Hong Kong’s floundering residential property market has not yet bottomed out, and the road to recovery will be long and difficult given headwinds including high interest rates, a glut of unsold new units and a lack of buying power from mainland China, according to JLL.

Factors including a volatile stock market, a challenging external economic environment and a decrease in new births and marriages are also affecting housing demand, the real estate company said in its midyear property market report, released on Tuesday.

“Hong Kong’s housing market is now having the longest price adjustment since 2008, and the market has not found a bottom,” said Joseph Tsang, chairman at JLL in Hong Kong.
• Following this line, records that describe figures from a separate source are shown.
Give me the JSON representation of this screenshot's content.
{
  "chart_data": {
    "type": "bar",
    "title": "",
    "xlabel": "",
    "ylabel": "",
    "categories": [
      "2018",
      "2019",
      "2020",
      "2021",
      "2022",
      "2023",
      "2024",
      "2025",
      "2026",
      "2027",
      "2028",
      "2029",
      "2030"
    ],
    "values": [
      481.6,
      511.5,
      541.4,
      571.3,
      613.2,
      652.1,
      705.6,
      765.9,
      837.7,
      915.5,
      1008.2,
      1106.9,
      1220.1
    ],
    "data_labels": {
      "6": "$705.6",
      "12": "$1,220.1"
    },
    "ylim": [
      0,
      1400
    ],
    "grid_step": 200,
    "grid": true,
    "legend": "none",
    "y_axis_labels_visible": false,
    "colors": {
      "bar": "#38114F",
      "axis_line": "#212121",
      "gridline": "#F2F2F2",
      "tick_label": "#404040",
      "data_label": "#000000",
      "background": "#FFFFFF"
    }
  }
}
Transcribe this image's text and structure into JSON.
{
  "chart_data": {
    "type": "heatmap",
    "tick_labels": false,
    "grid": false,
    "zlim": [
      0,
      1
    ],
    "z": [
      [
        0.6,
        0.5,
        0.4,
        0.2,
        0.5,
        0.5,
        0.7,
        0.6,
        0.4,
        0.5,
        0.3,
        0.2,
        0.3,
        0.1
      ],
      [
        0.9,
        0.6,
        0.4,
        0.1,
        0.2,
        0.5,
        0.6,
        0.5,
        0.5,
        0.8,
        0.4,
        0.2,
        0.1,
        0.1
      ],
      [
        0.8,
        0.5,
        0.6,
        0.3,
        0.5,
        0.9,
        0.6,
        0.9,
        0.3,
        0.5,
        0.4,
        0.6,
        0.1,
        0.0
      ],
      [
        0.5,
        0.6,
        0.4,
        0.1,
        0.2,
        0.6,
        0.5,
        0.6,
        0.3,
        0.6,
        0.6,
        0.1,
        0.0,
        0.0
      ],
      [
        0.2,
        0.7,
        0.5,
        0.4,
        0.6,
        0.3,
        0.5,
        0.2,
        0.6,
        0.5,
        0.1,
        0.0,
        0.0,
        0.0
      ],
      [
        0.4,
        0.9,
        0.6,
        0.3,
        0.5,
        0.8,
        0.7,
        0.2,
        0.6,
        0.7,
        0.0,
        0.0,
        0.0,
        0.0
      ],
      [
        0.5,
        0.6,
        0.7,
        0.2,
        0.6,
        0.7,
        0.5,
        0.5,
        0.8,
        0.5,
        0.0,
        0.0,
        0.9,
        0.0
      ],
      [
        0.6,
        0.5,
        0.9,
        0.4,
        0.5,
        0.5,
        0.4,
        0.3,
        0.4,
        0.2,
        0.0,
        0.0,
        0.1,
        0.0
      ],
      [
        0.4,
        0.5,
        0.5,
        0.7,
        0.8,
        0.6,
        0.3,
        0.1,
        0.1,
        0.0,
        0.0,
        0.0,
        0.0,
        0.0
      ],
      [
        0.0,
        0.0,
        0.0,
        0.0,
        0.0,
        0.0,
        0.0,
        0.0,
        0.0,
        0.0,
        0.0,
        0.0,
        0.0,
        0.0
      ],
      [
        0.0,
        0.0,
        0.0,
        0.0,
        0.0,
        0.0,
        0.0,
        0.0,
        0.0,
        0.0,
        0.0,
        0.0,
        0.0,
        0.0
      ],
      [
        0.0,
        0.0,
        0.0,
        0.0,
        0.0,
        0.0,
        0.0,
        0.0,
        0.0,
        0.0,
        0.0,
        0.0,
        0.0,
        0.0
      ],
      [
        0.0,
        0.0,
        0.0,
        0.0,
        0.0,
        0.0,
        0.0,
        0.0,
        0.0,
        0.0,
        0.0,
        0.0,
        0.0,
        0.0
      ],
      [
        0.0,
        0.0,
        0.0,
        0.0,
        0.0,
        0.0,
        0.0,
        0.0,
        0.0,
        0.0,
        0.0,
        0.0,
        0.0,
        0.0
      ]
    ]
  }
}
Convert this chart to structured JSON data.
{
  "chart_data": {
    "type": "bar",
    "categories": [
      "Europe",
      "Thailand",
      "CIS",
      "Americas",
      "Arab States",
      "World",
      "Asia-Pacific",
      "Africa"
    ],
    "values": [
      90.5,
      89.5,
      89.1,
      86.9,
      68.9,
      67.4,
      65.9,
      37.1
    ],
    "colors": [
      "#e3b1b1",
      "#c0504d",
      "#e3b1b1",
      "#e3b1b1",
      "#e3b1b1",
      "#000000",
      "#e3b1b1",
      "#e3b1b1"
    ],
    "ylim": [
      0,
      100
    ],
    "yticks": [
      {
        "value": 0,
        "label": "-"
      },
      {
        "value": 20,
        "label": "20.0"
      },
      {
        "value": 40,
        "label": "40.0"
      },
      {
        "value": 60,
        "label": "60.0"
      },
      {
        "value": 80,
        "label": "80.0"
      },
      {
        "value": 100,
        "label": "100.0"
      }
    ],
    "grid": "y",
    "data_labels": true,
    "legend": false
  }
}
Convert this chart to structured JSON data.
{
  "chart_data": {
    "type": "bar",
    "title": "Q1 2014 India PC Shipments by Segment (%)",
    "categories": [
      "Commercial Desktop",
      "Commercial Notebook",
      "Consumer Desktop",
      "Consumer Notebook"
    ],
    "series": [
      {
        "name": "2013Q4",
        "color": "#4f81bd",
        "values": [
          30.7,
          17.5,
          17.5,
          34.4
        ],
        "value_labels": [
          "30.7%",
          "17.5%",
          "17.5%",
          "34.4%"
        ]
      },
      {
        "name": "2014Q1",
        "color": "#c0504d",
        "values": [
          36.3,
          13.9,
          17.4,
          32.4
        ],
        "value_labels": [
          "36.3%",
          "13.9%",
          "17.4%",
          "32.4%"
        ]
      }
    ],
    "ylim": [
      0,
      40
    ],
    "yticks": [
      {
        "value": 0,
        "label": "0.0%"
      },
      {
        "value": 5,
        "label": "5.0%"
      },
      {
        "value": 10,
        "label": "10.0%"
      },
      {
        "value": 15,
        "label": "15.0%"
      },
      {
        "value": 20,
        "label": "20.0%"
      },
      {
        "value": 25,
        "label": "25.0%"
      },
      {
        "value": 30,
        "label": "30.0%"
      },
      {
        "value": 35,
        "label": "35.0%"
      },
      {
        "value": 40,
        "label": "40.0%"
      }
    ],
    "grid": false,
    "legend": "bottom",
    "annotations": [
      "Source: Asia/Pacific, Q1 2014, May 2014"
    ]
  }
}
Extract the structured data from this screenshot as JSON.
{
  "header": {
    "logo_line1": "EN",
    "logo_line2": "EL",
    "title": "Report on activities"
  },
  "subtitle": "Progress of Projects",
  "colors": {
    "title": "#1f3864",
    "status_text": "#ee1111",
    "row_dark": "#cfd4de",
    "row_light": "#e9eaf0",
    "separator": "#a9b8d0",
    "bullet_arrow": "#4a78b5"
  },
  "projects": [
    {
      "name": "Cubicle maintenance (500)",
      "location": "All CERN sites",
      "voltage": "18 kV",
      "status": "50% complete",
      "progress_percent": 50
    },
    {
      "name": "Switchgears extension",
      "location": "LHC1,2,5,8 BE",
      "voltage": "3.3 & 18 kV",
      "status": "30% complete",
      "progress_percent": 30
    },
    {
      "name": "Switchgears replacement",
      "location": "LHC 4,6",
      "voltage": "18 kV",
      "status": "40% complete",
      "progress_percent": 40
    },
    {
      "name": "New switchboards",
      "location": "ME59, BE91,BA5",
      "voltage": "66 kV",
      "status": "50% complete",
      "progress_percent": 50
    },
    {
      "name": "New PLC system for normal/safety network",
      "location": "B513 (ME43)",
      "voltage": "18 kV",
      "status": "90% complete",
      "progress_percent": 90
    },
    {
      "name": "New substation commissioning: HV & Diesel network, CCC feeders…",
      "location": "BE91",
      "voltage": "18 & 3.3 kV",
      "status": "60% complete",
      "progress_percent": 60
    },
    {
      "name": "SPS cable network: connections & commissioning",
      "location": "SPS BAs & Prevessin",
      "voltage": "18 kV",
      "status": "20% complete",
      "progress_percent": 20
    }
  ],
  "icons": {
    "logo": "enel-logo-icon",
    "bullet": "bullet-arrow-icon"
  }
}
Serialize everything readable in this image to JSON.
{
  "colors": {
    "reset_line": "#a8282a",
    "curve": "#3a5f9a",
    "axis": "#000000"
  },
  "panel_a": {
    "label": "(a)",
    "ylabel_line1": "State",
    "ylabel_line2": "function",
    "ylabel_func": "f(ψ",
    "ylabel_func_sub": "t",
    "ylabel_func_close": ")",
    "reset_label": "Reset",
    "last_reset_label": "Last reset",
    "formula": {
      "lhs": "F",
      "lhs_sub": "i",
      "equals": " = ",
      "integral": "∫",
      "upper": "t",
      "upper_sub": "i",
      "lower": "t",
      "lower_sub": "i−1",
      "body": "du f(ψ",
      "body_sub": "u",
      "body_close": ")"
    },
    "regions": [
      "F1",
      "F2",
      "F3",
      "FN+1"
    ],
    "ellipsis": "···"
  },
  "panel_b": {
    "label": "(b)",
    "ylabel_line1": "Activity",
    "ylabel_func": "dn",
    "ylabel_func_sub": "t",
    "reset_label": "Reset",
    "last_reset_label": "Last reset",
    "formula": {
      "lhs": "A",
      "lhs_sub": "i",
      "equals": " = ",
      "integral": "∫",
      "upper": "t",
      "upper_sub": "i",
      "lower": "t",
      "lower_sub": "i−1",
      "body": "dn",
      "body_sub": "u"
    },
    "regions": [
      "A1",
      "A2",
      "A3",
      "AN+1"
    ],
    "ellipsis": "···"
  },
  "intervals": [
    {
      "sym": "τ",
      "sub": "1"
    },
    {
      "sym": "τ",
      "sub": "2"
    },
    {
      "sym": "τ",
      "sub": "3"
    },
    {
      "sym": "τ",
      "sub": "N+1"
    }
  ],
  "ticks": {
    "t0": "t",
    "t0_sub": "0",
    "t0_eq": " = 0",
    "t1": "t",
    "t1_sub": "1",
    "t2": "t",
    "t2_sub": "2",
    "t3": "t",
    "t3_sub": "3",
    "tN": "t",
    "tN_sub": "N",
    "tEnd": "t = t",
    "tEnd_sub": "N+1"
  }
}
Home prices fell by 1.2 per cent quarter-on-quarter in the second quarter of 2023, after rebounding by 4 per cent in the first quarter, and have plunged 15.9 per cent from a peak 20 months ago, JLL said.

The company now expects prices to drop 5 to 10 per cent in the second half, resulting in a total drop of 5 to 8 per cent in 2023.

The number of unsold units in completed projects is the highest since 2007, the report added. There are 83,000 housing units available in Hong Kong, with 18,000 in completed projects and the rest under construction. In addition, about 25,000 more units are expected to hit the market in 2023, according to JLL.

“Based on observations from previous cycles, current conditions do not warrant a sustainable home price recovery,” Tsang said, adding that given the headwinds surrounding the sector, the current down cycle will be longer than previous troughs.The world economy is not expected to recover significantly in the next one to two years, Tsang said, nor would China’s relationship with Europe and US improve significantly in the near future.

Hong Kong’s economy grew by 2.7 per cent in the first quarter over a year earlier, ending four consecutive quarters of contraction. The government’s full-year forecast for growth is between 3.5 and 5 per cent.
A recovery in the property market will only begin with a downward trend in interest rates, Tsang said.

The Hong Kong Monetary Authority (HKMA) in June paused its rate hikes for the first time since March 2022, keeping the city’s base rate at 5.5 per cent after the Federal Reserve’s move to stagger potential further increases after 10 consecutive hikes.

But the mortgage rate has more than doubled to 3.5 per cent from 1.5 per cent before the rate hike cycle. This means the monthly mortgage payment for a HK$6 million (US$766,640) flat with a 90 per cent loan-to-value ratio spread over 30 years has surged 30.1 per cent to HK$25,461, according to Midland Realty.

The HKMA on Friday evening eased mortgage rules for the first time since 2009 to make borrowing easier for first-time homebuyers and those who want to upgrade to bigger flats. The move has piqued the interest of potential homebuyers and current owners, but will not make a big difference for the overall property-market outlook, according to brokers and bankers.

JLL’s home-price forecast echoes those of other analysts. Knight Frank has predicted a drop of up to 5 per cent in lived-in home prices for the whole year, while Citi expects prices to end the year flat compared with 2022.

In contrast to the for-sale market, JLL’s Tsang said the residential leasing market will gain support from a population inflow from mainland China and the arrival of people recruited under the Top Talent Pass Scheme.
“These [people] may not buy a house immediately, but they will definitely rent one, and this will benefit the leasing market,” he said.

Hong Kong has received more than 100,000 applications to various talent schemes so far this year and approved over 60 per cent of them, nearly double the number targeted.
Luxury rental prices will increase up to 5 per cent in the second half, according to JLL. This aligns with a Cushman & Wakefield forecast that said the rental price index will increase by around 5 to 8 per cent in 2023.